Determina, ainda, que o conteúdo de toda a documentação necessária para dar entrada no casamento, como despachos, decisões, termos e certidões, deverá conter, sempre que possível, expressões genéricas que não façam referência ao sexo (gênero) das partes interessadas. Quando não for possível, a palavra deve ser escrita com sua flexão nos gêneros masculino e feminino.
Para as noivas, hoje oficialmente casadas no religioso e também no civil, ver essa mudança acontecer, mesmo que seja em um sistema, foi mais uma batalha vencida na luta contra a LGBTfobia.
“Estamos felizes de poder, de alguma maneira, proporcionar essa mesma felicidade a outros casais”, diz Karinne, que hoje comemora a sorte de um amor tranquilo, com reconhecimento legal e apoio dentro de casa. “Nossa história iniciou com uma grande amizade e com o tempo tornou-se amor.
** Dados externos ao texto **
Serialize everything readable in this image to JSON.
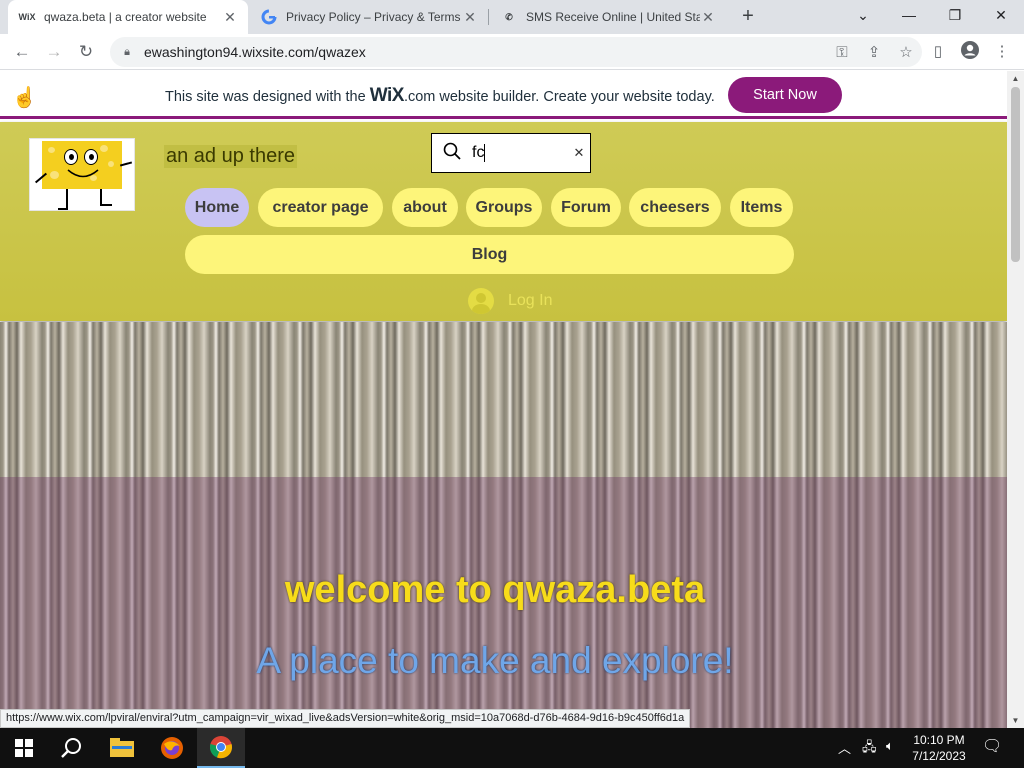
{
  "browser": {
    "tabs": [
      {
        "favicon": "WiX",
        "title": "qwaza.beta | a creator website",
        "active": true
      },
      {
        "favicon": "G",
        "title": "Privacy Policy – Privacy & Terms –",
        "active": false
      },
      {
        "favicon": "phone",
        "title": "SMS Receive Online | United State",
        "active": false
      }
    ],
    "address": "ewashington94.wixsite.com/qwazex",
    "status_url": "https://www.wix.com/lpviral/enviral?utm_campaign=vir_wixad_live&adsVersion=white&orig_msid=10a7068d-d76b-4684-9d16-b9c450ff6d1a"
  },
  "wix_banner": {
    "text_before": "This site was designed with the",
    "logo": "WiX",
    "text_after": ".com website builder. Create your website today.",
    "button": "Start Now",
    "accent": "#8b1a7a"
  },
  "site": {
    "ad_text": "an ad up there",
    "search_value": "fc",
    "nav": [
      "Home",
      "creator page",
      "about",
      "Groups",
      "Forum",
      "cheesers",
      "Items"
    ],
    "blog": "Blog",
    "login": "Log In",
    "hero_title": "welcome to qwaza.beta",
    "hero_subtitle": "A place to make and explore!",
    "colors": {
      "header": "#cfcb56",
      "pill": "#fdf57a",
      "active_pill": "#c8c3f3",
      "title": "#f7dc1a",
      "subtitle": "#6fa6e8"
    }
  },
  "taskbar": {
    "time": "10:10 PM",
    "date": "7/12/2023"
  }
}
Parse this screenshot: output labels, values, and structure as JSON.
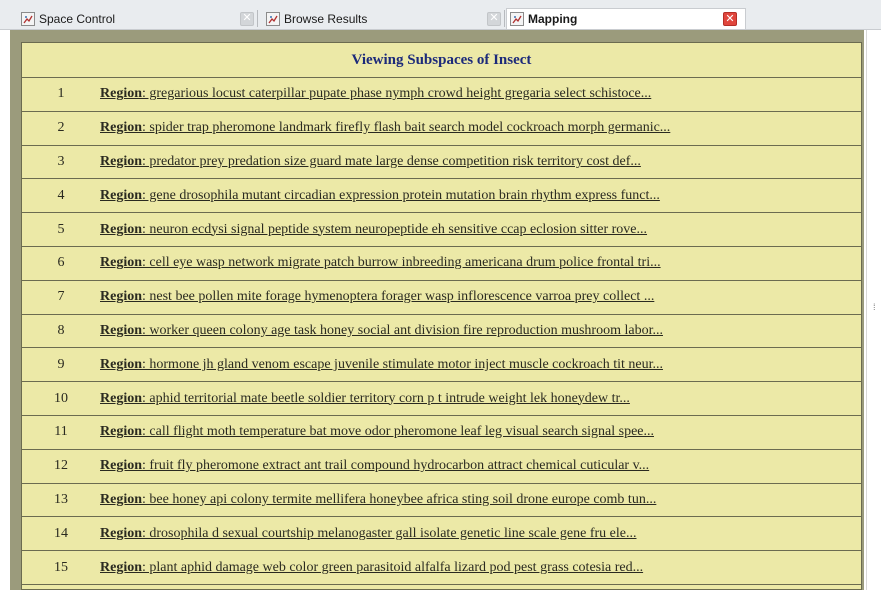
{
  "tabs": [
    {
      "label": "Space Control",
      "icon": "map-chart-icon",
      "active": false
    },
    {
      "label": "Browse Results",
      "icon": "map-chart-icon",
      "active": false
    },
    {
      "label": "Mapping",
      "icon": "map-chart-icon",
      "active": true
    }
  ],
  "close_glyph": "✕",
  "panel": {
    "title": "Viewing Subspaces of Insect",
    "region_label": "Region",
    "rows": [
      {
        "n": "1",
        "text": ":  gregarious locust caterpillar pupate phase nymph crowd height gregaria select schistoce..."
      },
      {
        "n": "2",
        "text": ":  spider trap pheromone landmark firefly flash bait search model cockroach morph germanic..."
      },
      {
        "n": "3",
        "text": ":  predator prey predation size guard mate large dense competition risk territory cost def..."
      },
      {
        "n": "4",
        "text": ":  gene drosophila mutant circadian expression protein mutation brain rhythm express funct..."
      },
      {
        "n": "5",
        "text": ":  neuron ecdysi signal peptide system neuropeptide eh sensitive ccap eclosion sitter rove..."
      },
      {
        "n": "6",
        "text": ":  cell eye wasp network migrate patch burrow inbreeding americana drum police frontal tri..."
      },
      {
        "n": "7",
        "text": ":  nest bee pollen mite forage hymenoptera forager wasp inflorescence varroa prey collect ..."
      },
      {
        "n": "8",
        "text": ":  worker queen colony age task honey social ant division fire reproduction mushroom labor..."
      },
      {
        "n": "9",
        "text": ":  hormone jh gland venom escape juvenile stimulate motor inject muscle cockroach tit neur..."
      },
      {
        "n": "10",
        "text": ":  aphid territorial mate beetle soldier territory corn p t intrude weight lek honeydew tr..."
      },
      {
        "n": "11",
        "text": ":  call flight moth temperature bat move odor pheromone leaf leg visual search signal spee..."
      },
      {
        "n": "12",
        "text": ":  fruit fly pheromone extract ant trail compound hydrocarbon attract chemical cuticular v..."
      },
      {
        "n": "13",
        "text": ":  bee honey api colony termite mellifera honeybee africa sting soil drone europe comb tun..."
      },
      {
        "n": "14",
        "text": ":  drosophila d sexual courtship melanogaster gall isolate genetic line scale gene fru ele..."
      },
      {
        "n": "15",
        "text": ":  plant aphid damage web color green parasitoid alfalfa lizard pod pest grass cotesia red..."
      }
    ]
  },
  "colors": {
    "panel_bg": "#ece9a7",
    "frame_bg": "#9b9b7c",
    "title_color": "#1c2a7a",
    "active_close": "#e0463d"
  },
  "scroll_glyph": "⁞"
}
Foi difícil para ambas, principalmente para minha esposa, porque eu fui a primeira namorada dela e nossas famílias foram um pouco resistentes, mas hoje em dia nos aceitam e compreendem que o amor é livre”.
O Dois Iguais procurou a Vice-Corregedoria Geral da Justiça do Piauí para saber porque, até o início do ano, não havia opção de casamento religioso com efeito civil na plataforma do CRC-PI.
Em nota, a assessoria de comunicação do órgão informou que o sistema foi implantado em 2012, portanto, em data anterior à publicação da resolução 175/2013 do CNJ e do Provimento 17/2013, do Código de Normas da Corregedoria Geral da Justiça (Provimento 17/2013). Ressalta, ainda, que esses normativos não regulamentam o CRC-PI.
Segundo a assessoria, o caso de Karinne e Geysa foi o primeiro a tratar da demanda e “tão logo comunicada formalmente sobre a desatualização”, a Vice-Corregedoria determinou a atualização da plataforma”.